Maccor Reader

class ionworksdata.read.maccor.Maccor

Bases: BaseReader

default_options: dict[str, Any] = {'cell_metadata': {}, 'file_encoding': 'ISO-8859-1', 'skip_capacity_columns': False, 'time_offset_fix': -1, 'timezone': 'UTC'}
name: str = 'Maccor'
read_header(filename: str | Path, options: dict[str, str] | None = None) str

Read the header from a Maccor file.

read_start_time(filename: str | Path, extra_column_mappings: dict[str, str] | None = None, options: dict[str, str] | None = None) datetime | None

Read the start time from a Maccor file.

Parameters

filenamestr | Path

Path to the Maccor file to be read. Supports: - .txt files (tab-separated) - .csv files (comma-separated with units row) - .xls/.xlsx files (Excel format) - Files with .+3digits extension (e.g., .123, .456)

optionsdict of str to str, optional

See ionworksdata.read.Maccor.run().

Returns

datetime | None

The start time of the Maccor file, or None if not found.

run(filename: str | Path, extra_column_mappings: dict[str, str] | None = None, options: dict[str, str] | None = None) DataFrame

Read and process data from a Maccor file. The following column mappings are applied by default:

  • “Voltage”, “Volts”, “Voltage (V)” -> “Voltage [V]”

  • “Current”, “Amps”, “Current (A)” -> “Current [A]”

  • “Prog Time”, “Test (Sec)”, “Test Time (sec)” -> “Time [s]”

  • “Test Time (Hr)” -> “Time [h]”

  • “Cycle”, “Cyc#”, “Cycle ID”, “Cycle P” -> “Cycle from cycler”

  • “Step”, “Step ID” -> “Step from cycler”

  • “LogTemp001”, “Temperature (°C)”, “EVTemp (C)” -> “Temperature [degC]”

  • “Status”, “State”, “MD” -> “Status”

  • “Capacity (Ah)”, “Capacity (AHr)”, “Cap. (Ah)” -> “Capacity [A.h]”

  • “Energy (Wh)”, “Energy (WHr)” -> “Energy [W.h]”

  • “Chg Capacity (Ah)”, “Chg Capacity (AHr)” -> “Charge capacity [A.h]”

  • “DChg Capacity (Ah)”, “DChg Capacity (AHr)” -> “Discharge capacity [A.h]”

  • “Chg Energy (Wh)”, “Chg Energy (WHr)” -> “Charge energy [W.h]”

  • “DChg Energy (Wh)”, “DChg Energy (WHr)” -> “Discharge energy [W.h]”

  • “DPT” -> “Timestamp” (parsed as datetime, used to compute “Time [s]”)

  • “Test Time” -> “Timestamp” (if datetime string, otherwise treated as numeric)

Additional column mappings can be provided via the extra_column_mappings parameter.

Note: Timestamp columns are parsed and used to compute “Time [s]” if not already present, then removed from the final output.

Parameters

filenamestr | Path

Path to the Maccor file to be read. Supports: - .txt files (tab-separated) - .csv files (comma-separated with units row) - .xls/.xlsx files (Excel format) - Files with .+3digits extension (e.g., .123, .456)

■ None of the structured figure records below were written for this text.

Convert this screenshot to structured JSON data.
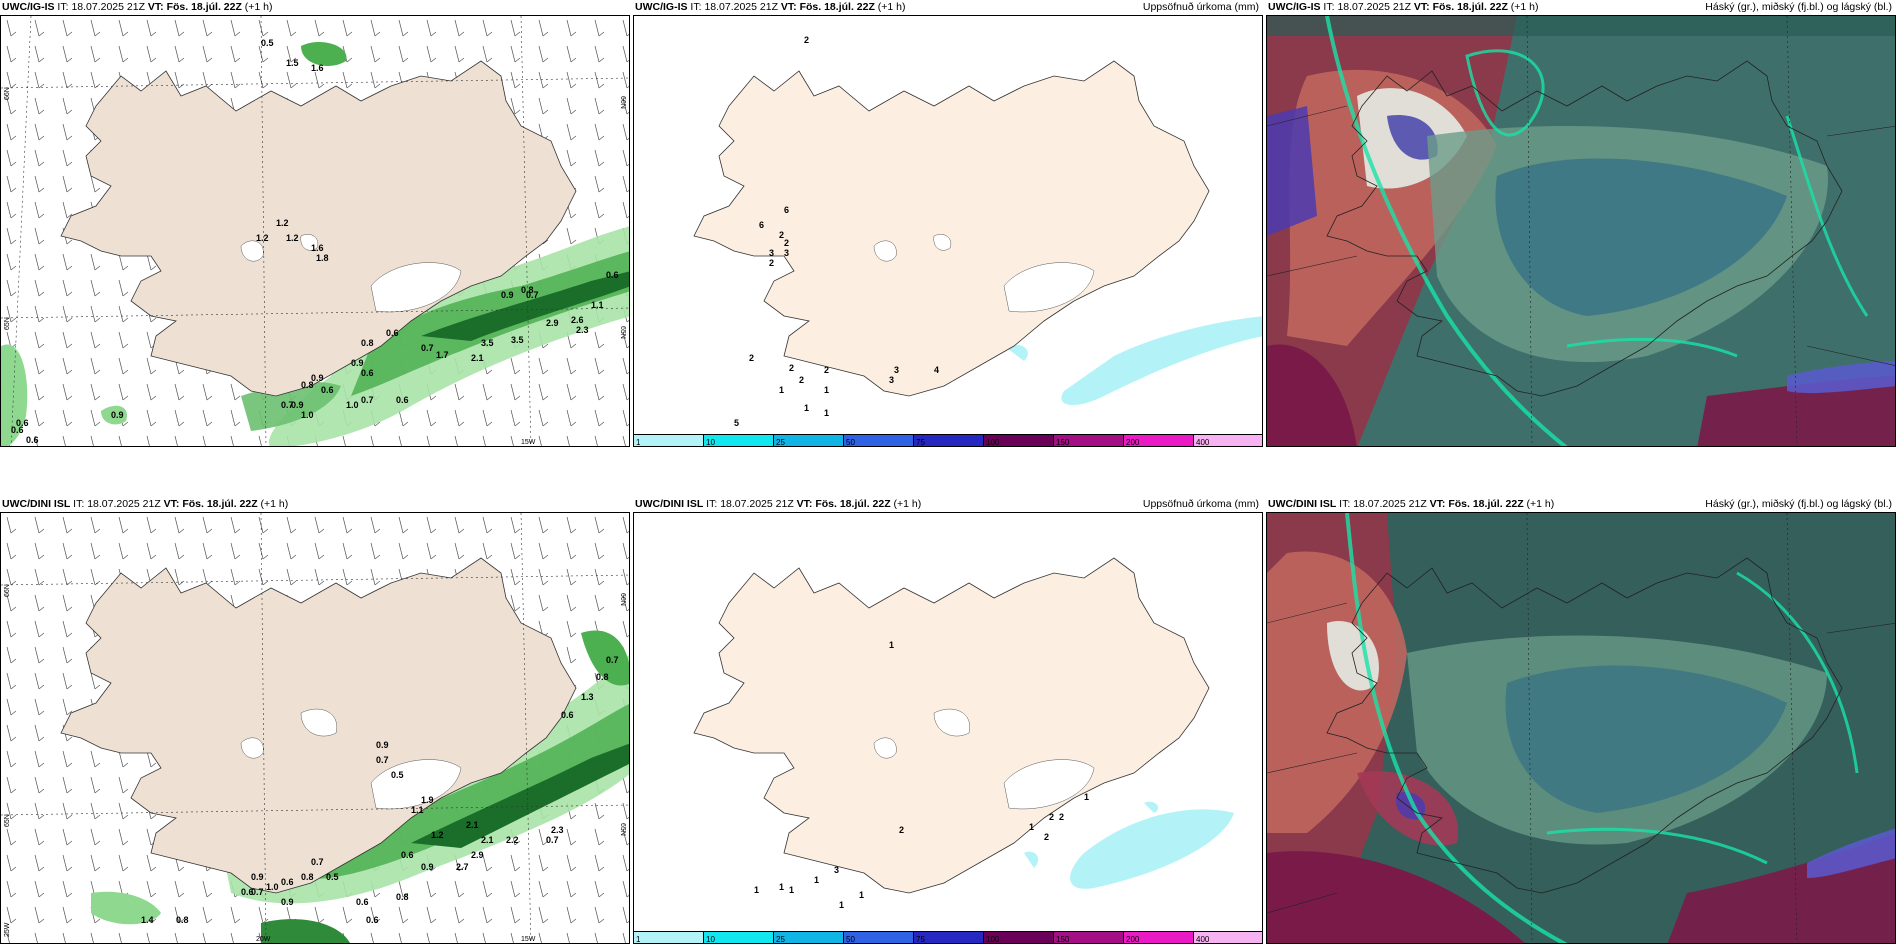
{
  "panels": {
    "p1": {
      "model": "UWC/IG-IS",
      "it_label": "IT:",
      "it": "18.07.2025 21Z",
      "vt_label": "VT:",
      "vt": "Fös. 18.júl. 22Z",
      "lead": "(+1 h)",
      "right": ""
    },
    "p2": {
      "model": "UWC/IG-IS",
      "it_label": "IT:",
      "it": "18.07.2025 21Z",
      "vt_label": "VT:",
      "vt": "Fös. 18.júl. 22Z",
      "lead": "(+1 h)",
      "right": "Uppsöfnuð úrkoma (mm)"
    },
    "p3": {
      "model": "UWC/IG-IS",
      "it_label": "IT:",
      "it": "18.07.2025 21Z",
      "vt_label": "VT:",
      "vt": "Fös. 18.júl. 22Z",
      "lead": "(+1 h)",
      "right": "Háský (gr.), miðský (fj.bl.) og lágský (bl.)"
    },
    "p4": {
      "model": "UWC/DINI ISL",
      "it_label": "IT:",
      "it": "18.07.2025 21Z",
      "vt_label": "VT:",
      "vt": "Fös. 18.júl. 22Z",
      "lead": "(+1 h)",
      "right": ""
    },
    "p5": {
      "model": "UWC/DINI ISL",
      "it_label": "IT:",
      "it": "18.07.2025 21Z",
      "vt_label": "VT:",
      "vt": "Fös. 18.júl. 22Z",
      "lead": "(+1 h)",
      "right": "Uppsöfnuð úrkoma (mm)"
    },
    "p6": {
      "model": "UWC/DINI ISL",
      "it_label": "IT:",
      "it": "18.07.2025 21Z",
      "vt_label": "VT:",
      "vt": "Fös. 18.júl. 22Z",
      "lead": "(+1 h)",
      "right": "Háský (gr.), miðský (fj.bl.) og lágský (bl.)"
    }
  },
  "axis": {
    "lat66": "66N",
    "lat65": "65N",
    "lon15": "15W",
    "lon20": "20W",
    "lon25": "25W"
  },
  "colorbar": {
    "labels": [
      "1",
      "10",
      "25",
      "50",
      "75",
      "100",
      "150",
      "200",
      "400"
    ],
    "colors": [
      "#b3f3f7",
      "#12e6ee",
      "#10b5e6",
      "#2f63e4",
      "#2727c2",
      "#6a0057",
      "#a40f86",
      "#ea1bc4",
      "#f7b3f1"
    ]
  },
  "wind_values_top": [
    "0.5",
    "1.5",
    "1.6",
    "1.2",
    "1.2",
    "1.2",
    "1.6",
    "1.8",
    "0.6",
    "0.8",
    "0.9",
    "0.7",
    "1.1",
    "2.9",
    "2.6",
    "2.3",
    "3.5",
    "3.5",
    "2.1",
    "1.7",
    "0.7",
    "0.6",
    "0.8",
    "0.9",
    "0.6",
    "0.7",
    "0.8",
    "0.9",
    "1.0",
    "0.6",
    "1.0",
    "0.6",
    "0.7",
    "0.9",
    "0.6",
    "0.6",
    "0.6",
    "0.9"
  ],
  "precip_values_top": [
    "2",
    "6",
    "2",
    "2",
    "3",
    "3",
    "2",
    "6",
    "2",
    "2",
    "1",
    "1",
    "3",
    "4",
    "3",
    "2",
    "2",
    "1",
    "1",
    "5"
  ],
  "wind_values_bottom": [
    "0.7",
    "0.8",
    "1.3",
    "0.6",
    "0.9",
    "0.7",
    "0.5",
    "1.9",
    "1.2",
    "2.1",
    "1.1",
    "2.3",
    "0.7",
    "2.2",
    "2.1",
    "2.9",
    "2.7",
    "0.9",
    "0.6",
    "0.7",
    "0.5",
    "0.6",
    "0.9",
    "1.0",
    "0.7",
    "0.6",
    "0.8",
    "0.9",
    "0.6",
    "0.8",
    "1.4",
    "0.8",
    "0.6"
  ],
  "precip_values_bottom": [
    "1",
    "1",
    "2",
    "2",
    "1",
    "2",
    "2",
    "3",
    "1",
    "1",
    "1",
    "1",
    "1",
    "1"
  ]
}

extra_column_mappingsdict of str to str, optional

Dictionary of additional column mappings to use when reading the Maccor file. The keys are the original column names and the values are the new column names. Default is None.

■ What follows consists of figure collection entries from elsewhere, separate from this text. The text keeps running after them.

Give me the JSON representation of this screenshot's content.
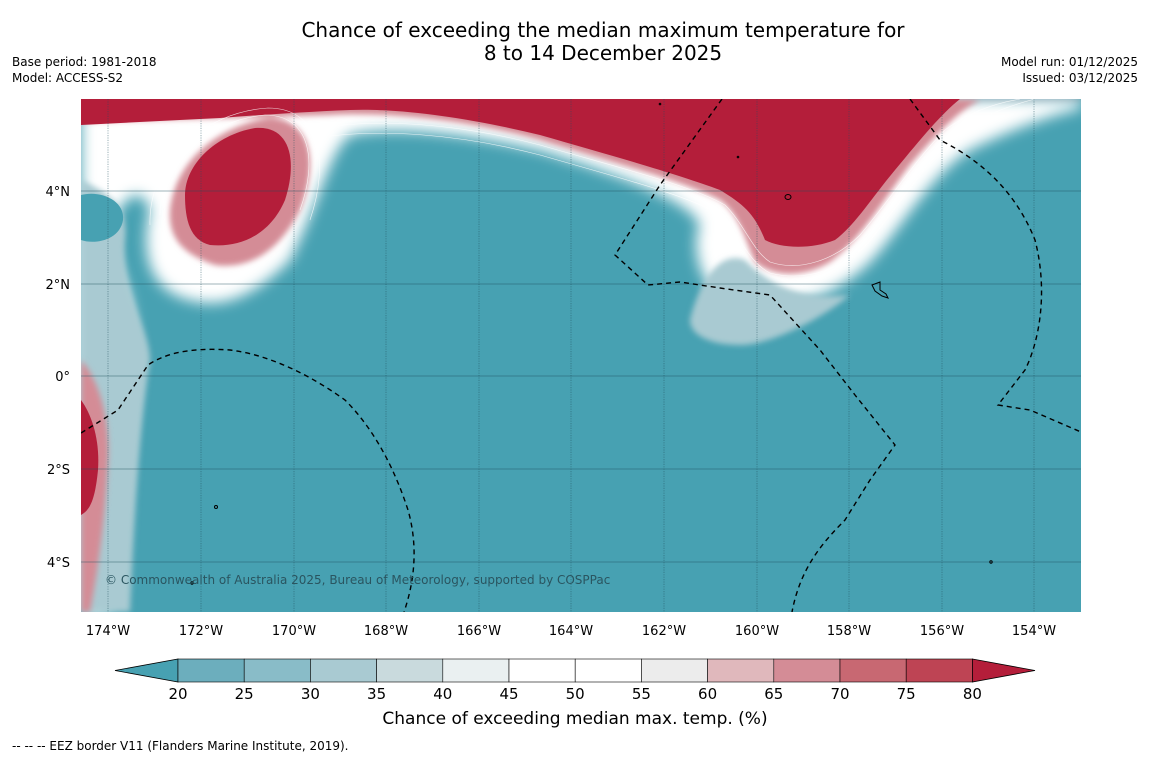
{
  "title": {
    "line1": "Chance of exceeding the median maximum temperature for",
    "line2": "8 to 14 December 2025"
  },
  "meta_left": {
    "base_period": "Base period: 1981-2018",
    "model": "Model: ACCESS-S2"
  },
  "meta_right": {
    "model_run": "Model run: 01/12/2025",
    "issued": "Issued: 03/12/2025"
  },
  "map": {
    "lat_labels": [
      "4°N",
      "2°N",
      "0°",
      "2°S",
      "4°S"
    ],
    "lon_labels": [
      "174°W",
      "172°W",
      "170°W",
      "168°W",
      "166°W",
      "164°W",
      "162°W",
      "160°W",
      "158°W",
      "156°W",
      "154°W"
    ],
    "credit": "© Commonwealth of Australia 2025, Bureau of Meteorology, supported by COSPPac",
    "colors": {
      "below": "#47a1b2",
      "neutral": "#ffffff",
      "above": "#b41e3a"
    }
  },
  "colorbar": {
    "ticks": [
      "20",
      "25",
      "30",
      "35",
      "40",
      "45",
      "50",
      "55",
      "60",
      "65",
      "70",
      "75",
      "80"
    ],
    "colors": [
      "#47a1b2",
      "#6caebd",
      "#89bcc8",
      "#a9cad2",
      "#c9dadd",
      "#eaf0f1",
      "#ffffff",
      "#ffffff",
      "#ececec",
      "#e0b8bc",
      "#d48c96",
      "#c86872",
      "#be4454",
      "#b41e3a"
    ],
    "label": "Chance of exceeding median max. temp. (%)"
  },
  "footer": "--  --  -- EEZ border V11 (Flanders Marine Institute, 2019)."
}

optionsdict of str to str, optional

Dictionary of options to use when reading the Maccor file. Options are:

  • file_encoding: str, optional

    Encoding format for the Maccor file. Default is “ISO-8859-1”. Note: encoding is not used for Excel files.

  • timezone: str, optional

    Timezone to use for the Maccor file. Default is “UTC”.

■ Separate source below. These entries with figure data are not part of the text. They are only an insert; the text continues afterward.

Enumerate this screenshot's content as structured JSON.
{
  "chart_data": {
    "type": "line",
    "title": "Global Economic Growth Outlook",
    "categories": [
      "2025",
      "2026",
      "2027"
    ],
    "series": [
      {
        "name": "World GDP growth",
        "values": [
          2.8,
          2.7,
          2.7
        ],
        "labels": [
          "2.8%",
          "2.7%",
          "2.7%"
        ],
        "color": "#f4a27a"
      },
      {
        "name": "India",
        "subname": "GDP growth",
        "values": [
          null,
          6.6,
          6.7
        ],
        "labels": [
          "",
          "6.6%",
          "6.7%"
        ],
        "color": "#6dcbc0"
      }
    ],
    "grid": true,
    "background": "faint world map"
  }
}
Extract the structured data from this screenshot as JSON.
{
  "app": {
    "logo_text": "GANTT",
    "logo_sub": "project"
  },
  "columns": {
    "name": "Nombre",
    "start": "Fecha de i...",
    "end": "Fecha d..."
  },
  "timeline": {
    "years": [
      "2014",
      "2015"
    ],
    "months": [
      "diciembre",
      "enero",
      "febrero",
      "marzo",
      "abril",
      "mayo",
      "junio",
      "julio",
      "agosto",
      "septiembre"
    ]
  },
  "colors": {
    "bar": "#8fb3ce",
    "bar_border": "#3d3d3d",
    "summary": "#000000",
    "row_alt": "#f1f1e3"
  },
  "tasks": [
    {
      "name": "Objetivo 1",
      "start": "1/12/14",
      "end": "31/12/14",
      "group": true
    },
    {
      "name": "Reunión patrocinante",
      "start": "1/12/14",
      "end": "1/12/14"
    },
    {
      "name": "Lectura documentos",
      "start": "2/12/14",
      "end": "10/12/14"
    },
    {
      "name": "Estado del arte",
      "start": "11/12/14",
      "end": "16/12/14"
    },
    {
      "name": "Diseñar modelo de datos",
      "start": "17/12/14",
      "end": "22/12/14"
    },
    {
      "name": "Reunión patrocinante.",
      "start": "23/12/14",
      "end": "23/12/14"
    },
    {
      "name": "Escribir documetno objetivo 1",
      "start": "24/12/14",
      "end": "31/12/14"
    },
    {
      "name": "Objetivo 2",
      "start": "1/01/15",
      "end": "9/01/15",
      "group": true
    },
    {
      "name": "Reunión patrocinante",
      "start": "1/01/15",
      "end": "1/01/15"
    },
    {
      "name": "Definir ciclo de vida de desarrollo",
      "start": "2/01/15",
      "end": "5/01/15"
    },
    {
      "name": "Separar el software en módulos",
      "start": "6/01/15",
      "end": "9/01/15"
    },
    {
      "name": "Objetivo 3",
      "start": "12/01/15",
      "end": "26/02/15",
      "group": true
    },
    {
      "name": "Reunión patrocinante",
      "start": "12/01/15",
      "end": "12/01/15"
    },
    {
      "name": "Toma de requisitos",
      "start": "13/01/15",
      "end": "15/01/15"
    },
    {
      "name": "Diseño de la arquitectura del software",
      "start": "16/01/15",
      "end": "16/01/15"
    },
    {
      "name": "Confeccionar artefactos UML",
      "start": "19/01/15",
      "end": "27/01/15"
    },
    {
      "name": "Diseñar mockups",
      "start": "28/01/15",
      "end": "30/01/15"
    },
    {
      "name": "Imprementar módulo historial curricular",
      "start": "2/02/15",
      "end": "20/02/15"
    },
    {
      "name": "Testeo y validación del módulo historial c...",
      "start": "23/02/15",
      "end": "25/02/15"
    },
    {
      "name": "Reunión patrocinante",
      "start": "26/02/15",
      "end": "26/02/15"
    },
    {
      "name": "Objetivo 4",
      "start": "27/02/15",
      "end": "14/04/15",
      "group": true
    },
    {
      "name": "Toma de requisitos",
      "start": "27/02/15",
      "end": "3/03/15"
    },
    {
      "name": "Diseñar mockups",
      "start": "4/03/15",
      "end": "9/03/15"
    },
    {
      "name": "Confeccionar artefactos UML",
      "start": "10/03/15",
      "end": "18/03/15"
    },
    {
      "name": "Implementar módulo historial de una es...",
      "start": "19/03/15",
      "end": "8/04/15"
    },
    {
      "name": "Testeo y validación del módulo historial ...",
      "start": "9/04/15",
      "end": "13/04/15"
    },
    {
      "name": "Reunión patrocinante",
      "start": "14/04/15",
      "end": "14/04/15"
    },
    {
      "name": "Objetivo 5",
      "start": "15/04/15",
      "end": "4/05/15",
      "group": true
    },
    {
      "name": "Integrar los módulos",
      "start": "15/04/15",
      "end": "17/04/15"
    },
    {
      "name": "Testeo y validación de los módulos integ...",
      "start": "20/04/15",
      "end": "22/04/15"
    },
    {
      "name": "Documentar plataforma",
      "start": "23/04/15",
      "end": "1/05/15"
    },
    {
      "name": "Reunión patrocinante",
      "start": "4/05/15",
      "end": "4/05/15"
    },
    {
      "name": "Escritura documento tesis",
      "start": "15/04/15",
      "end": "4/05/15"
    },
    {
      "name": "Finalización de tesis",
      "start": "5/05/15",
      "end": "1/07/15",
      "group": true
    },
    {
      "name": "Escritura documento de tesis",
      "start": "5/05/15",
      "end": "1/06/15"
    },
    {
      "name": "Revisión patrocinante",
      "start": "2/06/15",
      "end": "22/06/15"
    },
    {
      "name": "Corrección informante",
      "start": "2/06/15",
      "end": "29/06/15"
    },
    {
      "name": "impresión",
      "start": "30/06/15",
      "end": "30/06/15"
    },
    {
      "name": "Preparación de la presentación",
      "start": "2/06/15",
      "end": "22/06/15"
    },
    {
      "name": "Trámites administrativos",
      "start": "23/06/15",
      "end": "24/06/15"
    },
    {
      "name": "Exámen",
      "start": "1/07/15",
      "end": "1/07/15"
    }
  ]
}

  • time_offset_fix: float, optional

    Minimum time difference to enforce between consecutive points. If -1 (default), raises ValueError when time decreases or duplicates. If >= 0, ensures all time differences are at least this value using vectorized operations: fixed_diff = max(diff(time), time_offset_fix), then reconstructs time via cumsum.

  • skip_capacity_columns: bool, optional

    If True, skip reading capacity and energy columns from the raw file. This forces ionworksdata to compute capacity/energy from current/power integration instead. Useful when raw capacity data has resets or other issues. Default is False.

Returns

pl.DataFrame

Processed data from the Maccor file with standardized column names and units.

Notes

This function reads a Maccor file, processes the data, and returns a DataFrame with standardized column names and units. It also handles data cleaning and formatting tasks such as removing NaN values and adjusting the time to start at zero. Supports multiple file formats including text files (.txt, .+3digits), CSV files, and Excel files (.xls, .xlsx).